Australian law requires that paid political ads provide the name and location of an authorising officer but do not compel advertisers to say who is providing funding.

The AEC’s chief legal officer, Andrew Johnson, said his organisation lacked the resources to investigate who sat “behind the veil” of such ads, particularly during election campaigns. Johnson said that made public awareness campaigns and media reporting critical.

“The challenge is a resourcing issue, and during a five-week election campaign and the volume of communications that are happening so we really are looking at that authorisation detail and the ability to look beyond is very difficult,” he said.

“And I think that comes back to the electoral commissioner’s comments about the importance of our ‘stop and consider’ [campaign] and making that awareness among the public, but also the importance of the media in scrutinising, and the media having that extra ability to scrutinise and go beyond and put that out to the public about what those sources are, so that information is publicly available.

“It’s something from the electoral commission’s point of view that we don’t have that resources to do.”

Johnson said legislation only compelled an authorising party to give their name and location.

“Some of the authorisation requirements don’t provide a lot of detail of who is actually behind, and it does require that extra investigation,” he said.

He suggested it was better for such information to be investigated and disclosed through the media than via regulation and litigation.

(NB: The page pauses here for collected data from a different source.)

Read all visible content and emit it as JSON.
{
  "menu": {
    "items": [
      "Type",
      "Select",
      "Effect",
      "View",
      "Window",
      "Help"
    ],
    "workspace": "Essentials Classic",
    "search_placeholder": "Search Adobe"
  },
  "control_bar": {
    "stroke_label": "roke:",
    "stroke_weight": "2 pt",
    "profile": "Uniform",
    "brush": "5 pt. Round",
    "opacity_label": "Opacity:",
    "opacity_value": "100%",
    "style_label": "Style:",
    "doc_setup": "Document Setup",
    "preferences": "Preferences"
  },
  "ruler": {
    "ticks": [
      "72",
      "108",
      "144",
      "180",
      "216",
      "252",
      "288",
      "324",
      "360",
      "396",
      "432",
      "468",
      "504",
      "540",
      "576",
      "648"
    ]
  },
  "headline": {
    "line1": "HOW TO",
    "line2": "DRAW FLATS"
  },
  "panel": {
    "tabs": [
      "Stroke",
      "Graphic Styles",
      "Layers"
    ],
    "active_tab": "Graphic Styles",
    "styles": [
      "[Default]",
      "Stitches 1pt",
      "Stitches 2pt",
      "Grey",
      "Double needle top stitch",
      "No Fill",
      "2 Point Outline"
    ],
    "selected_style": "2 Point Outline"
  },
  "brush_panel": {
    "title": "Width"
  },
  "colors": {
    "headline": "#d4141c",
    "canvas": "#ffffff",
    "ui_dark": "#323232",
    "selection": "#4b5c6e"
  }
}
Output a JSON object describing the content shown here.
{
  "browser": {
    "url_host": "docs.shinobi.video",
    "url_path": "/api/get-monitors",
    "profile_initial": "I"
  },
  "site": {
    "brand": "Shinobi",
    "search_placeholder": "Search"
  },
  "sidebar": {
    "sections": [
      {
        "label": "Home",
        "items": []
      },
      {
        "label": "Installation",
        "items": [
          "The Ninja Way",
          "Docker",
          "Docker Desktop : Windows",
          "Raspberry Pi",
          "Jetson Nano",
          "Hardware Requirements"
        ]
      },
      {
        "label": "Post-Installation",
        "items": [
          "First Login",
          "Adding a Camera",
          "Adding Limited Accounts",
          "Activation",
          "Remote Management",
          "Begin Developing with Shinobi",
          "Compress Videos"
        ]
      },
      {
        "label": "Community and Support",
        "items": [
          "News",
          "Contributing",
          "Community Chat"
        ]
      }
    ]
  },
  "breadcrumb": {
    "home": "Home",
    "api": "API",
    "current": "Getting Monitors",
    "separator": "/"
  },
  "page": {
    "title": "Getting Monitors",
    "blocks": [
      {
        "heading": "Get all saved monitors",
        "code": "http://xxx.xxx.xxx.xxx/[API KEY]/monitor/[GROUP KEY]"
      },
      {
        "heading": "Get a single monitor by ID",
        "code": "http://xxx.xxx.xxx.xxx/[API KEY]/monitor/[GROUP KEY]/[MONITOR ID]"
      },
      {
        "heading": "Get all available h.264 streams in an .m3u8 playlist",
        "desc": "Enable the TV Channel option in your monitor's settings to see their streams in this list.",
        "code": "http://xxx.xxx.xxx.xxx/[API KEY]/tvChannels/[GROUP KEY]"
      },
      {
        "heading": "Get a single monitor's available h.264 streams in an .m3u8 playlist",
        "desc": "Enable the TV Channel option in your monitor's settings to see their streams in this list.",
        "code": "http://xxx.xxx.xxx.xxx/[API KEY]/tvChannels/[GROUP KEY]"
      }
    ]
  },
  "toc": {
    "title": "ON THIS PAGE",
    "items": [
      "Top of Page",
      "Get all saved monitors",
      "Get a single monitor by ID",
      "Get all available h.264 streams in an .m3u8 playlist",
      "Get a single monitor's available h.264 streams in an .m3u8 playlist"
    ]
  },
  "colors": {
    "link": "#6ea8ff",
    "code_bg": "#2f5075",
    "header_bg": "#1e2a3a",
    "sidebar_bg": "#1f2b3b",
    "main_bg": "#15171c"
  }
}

Waters responded: “I don’t accept it’s better to leave it to the media than to regulate, I think both is ideally required.”

Internationally, Facebook has rolled out new transparency measures for paid political advertising on its platform. But it declined to do so in Australia before the federal election.

Johnson said the AEC had been in discussions before the poll.

“We had discussions with Facebook and Twitter, particularly – Twitter did roll that out and they did extend their ad transparency library to Australia for the federal election,” he said. “Facebook didn’t and they gave reasons sort of saying because of the volume of international elections on particularly during the first year with Indian and Indonesian elections on.”

The comments come as the Guardian this morning revealed the existence of a new disinformation network, operated from Israel, which used 21 far-right Facebook pages to spread coordinated disinformation for two years. That network did not use paid advertising and so would not have fallen into the AEC’s sights.

But the network has attempted to influence politics across the western world, including in Australia, promoting far-right candidates and criticising and undermining Muslim politicians and high-profile leftwing leaders.